Mis-selling of Insurance Policies by Banks: Banks have undergone a sea change from the traditional banking services as they have been selling third party financial products. The insurance industry is also capitalising on the huge network of various private and public sector banks to increase its penetration. Though the insurance sector has witnessed significant growth through the banking sector, higher commissions and fees involved banks have led to malpractices and mis- selling insurance policies to its customers without looking at the financial needs of an individual. Many a times customers are forced to buy insurance policies when want to avail other banking services such as processing a loan or opening a locker account.
Selling insurance plans as investments: The purpose of life insurance policies is to provide protection cover to the family of the deceased in case of an unfortunate event. Traditional term insurance plans thus offer death benefit in case of demise of the life insured and no money is paid otherwise. With the introduction of ULIPs or unit-linked insurance plans, agents started selling insurance plans as investment plans. As ULIPs invest in capital markets by through investments in individual stocks, bonds and mutual funds, an investor is assured some returns at the end of the policy. A sound financial advisor would always tell his investors the difference between insurance needs and investment needs are two different things and should not be mixed. The primary purpose of an insurance policy is protection and that of investment is to grow your wealth.
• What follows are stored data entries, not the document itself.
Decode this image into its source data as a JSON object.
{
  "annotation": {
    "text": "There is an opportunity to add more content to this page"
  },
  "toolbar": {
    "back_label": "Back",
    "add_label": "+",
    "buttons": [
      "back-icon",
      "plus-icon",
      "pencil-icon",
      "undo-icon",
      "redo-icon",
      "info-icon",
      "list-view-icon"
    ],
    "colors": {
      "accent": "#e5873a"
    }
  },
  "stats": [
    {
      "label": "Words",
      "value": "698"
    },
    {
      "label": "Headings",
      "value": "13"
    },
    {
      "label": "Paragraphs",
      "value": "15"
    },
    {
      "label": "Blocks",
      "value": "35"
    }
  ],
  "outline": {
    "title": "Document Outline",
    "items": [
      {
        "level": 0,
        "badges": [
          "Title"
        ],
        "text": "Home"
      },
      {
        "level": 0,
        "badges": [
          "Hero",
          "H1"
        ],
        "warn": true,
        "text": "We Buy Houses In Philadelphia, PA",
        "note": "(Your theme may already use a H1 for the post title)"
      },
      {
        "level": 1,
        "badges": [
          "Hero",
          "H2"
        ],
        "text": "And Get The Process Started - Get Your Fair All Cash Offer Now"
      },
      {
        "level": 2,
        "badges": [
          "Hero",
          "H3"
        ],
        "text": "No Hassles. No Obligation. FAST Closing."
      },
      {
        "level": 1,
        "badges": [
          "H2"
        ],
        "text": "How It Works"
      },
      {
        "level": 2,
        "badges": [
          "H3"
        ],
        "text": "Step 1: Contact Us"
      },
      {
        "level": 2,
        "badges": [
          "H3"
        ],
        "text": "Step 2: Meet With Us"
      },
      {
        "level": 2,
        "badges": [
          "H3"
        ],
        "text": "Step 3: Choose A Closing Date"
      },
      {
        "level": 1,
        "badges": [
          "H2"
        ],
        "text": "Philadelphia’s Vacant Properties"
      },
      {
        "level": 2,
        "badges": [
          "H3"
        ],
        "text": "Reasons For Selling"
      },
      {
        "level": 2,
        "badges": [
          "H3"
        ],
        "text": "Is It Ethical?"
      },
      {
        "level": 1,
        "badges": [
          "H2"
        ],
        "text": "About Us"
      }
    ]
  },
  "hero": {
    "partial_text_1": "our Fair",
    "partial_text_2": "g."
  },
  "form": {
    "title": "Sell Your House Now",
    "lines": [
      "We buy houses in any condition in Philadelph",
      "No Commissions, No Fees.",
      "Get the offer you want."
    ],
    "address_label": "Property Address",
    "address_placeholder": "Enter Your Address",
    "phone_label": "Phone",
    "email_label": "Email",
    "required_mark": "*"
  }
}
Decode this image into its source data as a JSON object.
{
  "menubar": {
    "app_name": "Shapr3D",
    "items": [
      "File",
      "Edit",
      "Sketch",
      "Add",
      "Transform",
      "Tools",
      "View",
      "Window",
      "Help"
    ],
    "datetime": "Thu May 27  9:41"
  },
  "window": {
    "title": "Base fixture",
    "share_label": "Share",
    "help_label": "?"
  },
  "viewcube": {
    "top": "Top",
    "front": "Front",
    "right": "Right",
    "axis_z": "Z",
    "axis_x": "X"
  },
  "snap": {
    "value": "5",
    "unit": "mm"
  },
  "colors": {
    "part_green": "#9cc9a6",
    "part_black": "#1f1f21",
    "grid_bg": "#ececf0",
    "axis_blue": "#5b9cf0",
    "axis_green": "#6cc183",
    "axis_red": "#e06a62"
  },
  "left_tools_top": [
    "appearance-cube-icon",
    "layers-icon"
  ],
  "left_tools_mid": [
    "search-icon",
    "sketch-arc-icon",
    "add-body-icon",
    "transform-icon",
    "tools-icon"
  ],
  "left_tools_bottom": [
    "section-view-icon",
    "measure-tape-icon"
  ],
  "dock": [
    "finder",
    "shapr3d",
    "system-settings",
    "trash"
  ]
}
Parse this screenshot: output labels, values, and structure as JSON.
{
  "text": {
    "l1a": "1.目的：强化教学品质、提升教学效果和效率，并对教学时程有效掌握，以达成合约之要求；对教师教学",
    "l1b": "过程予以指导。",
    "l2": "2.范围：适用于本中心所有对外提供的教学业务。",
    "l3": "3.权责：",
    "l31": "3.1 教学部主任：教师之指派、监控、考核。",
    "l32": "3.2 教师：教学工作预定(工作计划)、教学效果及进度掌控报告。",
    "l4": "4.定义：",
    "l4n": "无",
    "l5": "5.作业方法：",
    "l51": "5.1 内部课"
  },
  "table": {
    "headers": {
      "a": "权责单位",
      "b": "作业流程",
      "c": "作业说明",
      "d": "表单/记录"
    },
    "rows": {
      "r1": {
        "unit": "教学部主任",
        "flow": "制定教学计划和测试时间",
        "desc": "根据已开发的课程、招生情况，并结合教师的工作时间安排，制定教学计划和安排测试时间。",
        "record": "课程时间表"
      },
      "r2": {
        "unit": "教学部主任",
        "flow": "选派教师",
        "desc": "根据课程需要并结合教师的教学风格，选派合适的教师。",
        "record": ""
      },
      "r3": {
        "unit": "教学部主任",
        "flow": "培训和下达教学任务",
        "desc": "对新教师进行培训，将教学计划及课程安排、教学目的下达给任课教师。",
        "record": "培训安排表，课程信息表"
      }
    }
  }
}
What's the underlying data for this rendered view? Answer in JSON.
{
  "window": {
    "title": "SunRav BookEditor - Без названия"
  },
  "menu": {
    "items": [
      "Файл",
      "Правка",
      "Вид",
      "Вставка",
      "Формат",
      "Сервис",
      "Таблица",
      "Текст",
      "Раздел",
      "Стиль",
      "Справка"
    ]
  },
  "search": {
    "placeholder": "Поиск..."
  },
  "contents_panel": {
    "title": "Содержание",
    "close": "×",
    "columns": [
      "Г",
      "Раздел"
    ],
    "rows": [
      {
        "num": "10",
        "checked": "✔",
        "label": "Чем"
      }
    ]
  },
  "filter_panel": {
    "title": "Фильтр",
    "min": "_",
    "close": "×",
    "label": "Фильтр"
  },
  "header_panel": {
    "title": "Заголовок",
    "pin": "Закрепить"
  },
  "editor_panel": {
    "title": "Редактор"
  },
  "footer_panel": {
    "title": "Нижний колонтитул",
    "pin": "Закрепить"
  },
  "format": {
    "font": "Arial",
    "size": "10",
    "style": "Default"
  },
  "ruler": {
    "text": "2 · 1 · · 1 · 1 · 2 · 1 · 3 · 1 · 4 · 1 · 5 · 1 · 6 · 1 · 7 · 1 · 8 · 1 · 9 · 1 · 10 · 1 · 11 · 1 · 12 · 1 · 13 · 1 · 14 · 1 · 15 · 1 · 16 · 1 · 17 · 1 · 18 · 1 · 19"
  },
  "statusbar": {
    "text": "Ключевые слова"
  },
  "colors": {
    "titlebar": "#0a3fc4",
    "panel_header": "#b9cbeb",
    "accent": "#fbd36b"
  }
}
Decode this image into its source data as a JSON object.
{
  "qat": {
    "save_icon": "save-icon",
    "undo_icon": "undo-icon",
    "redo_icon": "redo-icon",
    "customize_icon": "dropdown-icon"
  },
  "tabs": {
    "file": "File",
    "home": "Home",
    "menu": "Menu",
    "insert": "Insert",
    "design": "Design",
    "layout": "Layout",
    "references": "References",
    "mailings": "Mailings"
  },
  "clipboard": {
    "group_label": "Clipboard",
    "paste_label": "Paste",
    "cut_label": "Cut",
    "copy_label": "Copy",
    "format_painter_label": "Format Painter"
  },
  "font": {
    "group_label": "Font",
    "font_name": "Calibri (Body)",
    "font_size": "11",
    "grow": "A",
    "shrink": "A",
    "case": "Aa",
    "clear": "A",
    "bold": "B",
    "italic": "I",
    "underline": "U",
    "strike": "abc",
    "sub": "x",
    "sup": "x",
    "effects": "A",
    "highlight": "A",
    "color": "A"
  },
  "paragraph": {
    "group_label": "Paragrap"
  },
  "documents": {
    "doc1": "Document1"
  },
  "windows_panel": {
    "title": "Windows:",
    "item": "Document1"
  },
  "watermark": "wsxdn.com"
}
Selling Insurance as short-term plans: Life insurance policy is a long term product with the intention of providing life cover to an individual for a lifetime. Many a time, agents and advisors give incomplete product information and mis-sell policies to meet their own sales targets. In all likelihood such advisors would either change their job or company and the investor is left with a wrong policy in hand. Hence, it is extremely important to read all the documents related to the policy.
Lack of awareness in Customers: One of the biggest reasons for mis-selling in insurance is lack of knowledge and awareness among customers. Even the most educated ones forget that insurance is meant to cover risks and not generate returns. Insurance should purely be purchased with the intention to safeguard the interest of near and dear ones in times of need and should not be viewed as an investment or tax-saving instrument. Introduction of complex products in insurance has left the buyer utterly confused which has led to making wrong choices. Hence, there should be more efforts to inform customers about buying insurance for protection rather than looking at it as a short-term, tax saving investment opportunity.
Though the insurance regulator IRDAI has time and again warned against the mal-practices in the insurance sector mis-selling still happens all across the country and across all income groups. Therefore, the onus lies on the advisors and agents to not mis-sell insurance to innocent buyers.